What happens when the sea does claim more land for itself? The shoreline erodes, compromising any structures we’ve built along the beaches. According to research that the EPA compiled under the Bush Administration (but was not allowed to publish), 1,000 square miles of the east coast will become uninhabitable. Much of that was, at the time of the study, and probably still is, zoned for development by local governments, despite warnings. Where there are no human structures, the natural ecosystems could be pushed back by the rising water. So if there are dunes or marshes, they would move inland. Again, this isn’t a problem as long as the property isn’t developed and there’s room for the natural migration of the ecosystems that protect the coast.
The sea rise data and reports the EPA collected and compiled, although the government still hasn’t published them, are posted on the web site risingsea.net, which is maintained by Jim Titus, the EPA researchers heading the project. There’s an amazing amount of information there, and if you live on the east coast, you might want to look at it. The information is broken down by county.
In one report, he basically looked at all the Atlantic coastal states and predicted what would befall them when the seas rise. Would the government pay to save the shoreline with barriers? Would the land and human structures built along the sea be given over to the swelling body of water? Would property owners be left to fend for themselves? Places like Hilton Head Island, where much of the beachfront property is located within gated, private communities, would not qualify for government aid to protect the coast. Given the high property values on Hilton Head, however, the report suggests the wealthy folks will most likely find a way to protect their own property.
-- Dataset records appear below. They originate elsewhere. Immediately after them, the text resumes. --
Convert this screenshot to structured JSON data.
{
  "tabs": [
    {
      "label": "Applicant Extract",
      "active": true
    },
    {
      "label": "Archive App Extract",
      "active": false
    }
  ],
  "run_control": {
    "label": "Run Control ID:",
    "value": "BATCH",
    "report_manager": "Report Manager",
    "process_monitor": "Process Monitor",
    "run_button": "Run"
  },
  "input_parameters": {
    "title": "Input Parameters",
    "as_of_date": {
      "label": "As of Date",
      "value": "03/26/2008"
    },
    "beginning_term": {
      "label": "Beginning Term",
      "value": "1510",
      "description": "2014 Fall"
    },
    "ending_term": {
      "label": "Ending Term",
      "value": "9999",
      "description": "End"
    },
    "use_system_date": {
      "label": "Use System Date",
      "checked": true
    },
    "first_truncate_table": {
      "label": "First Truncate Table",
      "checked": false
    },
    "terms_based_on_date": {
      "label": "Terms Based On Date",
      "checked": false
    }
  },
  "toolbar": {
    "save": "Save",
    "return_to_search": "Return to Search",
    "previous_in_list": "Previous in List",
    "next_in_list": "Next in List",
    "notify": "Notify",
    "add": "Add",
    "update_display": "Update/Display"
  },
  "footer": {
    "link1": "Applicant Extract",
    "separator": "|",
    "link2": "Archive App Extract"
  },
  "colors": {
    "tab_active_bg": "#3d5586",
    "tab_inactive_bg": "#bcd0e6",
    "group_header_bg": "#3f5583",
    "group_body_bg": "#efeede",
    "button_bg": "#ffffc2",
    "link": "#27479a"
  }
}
The places that aren’t developed, such as Hunting Island State Park north of Beaufort, probably won’t be protected, the report said. In other words, nature will be allowed to take her course. Hunting Island has always been a transient place. A naturalist who lead a kayak tours there once told me the tides, cycle by cycle, have been eroding one side of the island and depositing the sand on the other, migrating it inch by inch.
Now, losing a few feet of oceanfront property doesn’t sound so bad. Woe for the people who live in the highly developed areas; but the beaches and dunes are wide where I live, and I’m certainly not close enough to the beach to be immediately concerned. Alas, I may not actually be sitting on a piece of future beachfront after all. But sea level rise in itself is only part of the story. The other part is weather. When the shoreline is already pushed back three feet, it’s like giving hurricane storm surges a head start at flooding the coast.
The topic of climate change tends to wax and wan, at least in political conversation (and no doubt because of the politics involved); last year was a perfect example. In the months leading up to last year’s election, the phrase “climate change” hadn’t entered the presidential debate, although some of the…lesser…candidates tried to say it didn’t exist. Then came Hurricane Sandy. Now, after seeing the $50 billion price tag of severe weather, 2012 may go down in history as the year the political world was forced to take climate change seriously.
So will the Lowcountry, as we know it, outlast my little Bluffton home? This area hasn’t been hit by a hurricane since 1979 when David just grazed Hilton Head with seventy-mile-an-hour winds. I wasn’t even born then. But we can’t predict the weather of the future based on the weather of the past. Every year, we review our evacuation plans and stock up the hurricane cabinet. I wonder though if the Lowcountry is as prepared as we need to be. An article that ran in the Island Packet in 2009 suggested state and local officials aren’t taking the sea level rising problem as seriously as they should.
Perhaps the most foreboding part I read on risingsea.net was an insight from Hilton Head’s favorite local hero Charles Fraser. Here I’m quoting Titus: “At the nation’s first conference on responses to future sea level rise, the developer of Hilton Head, South Carolina argued that it would probably take a hurricane to motivate people to take sea level rise seriously (Fraser 1984).”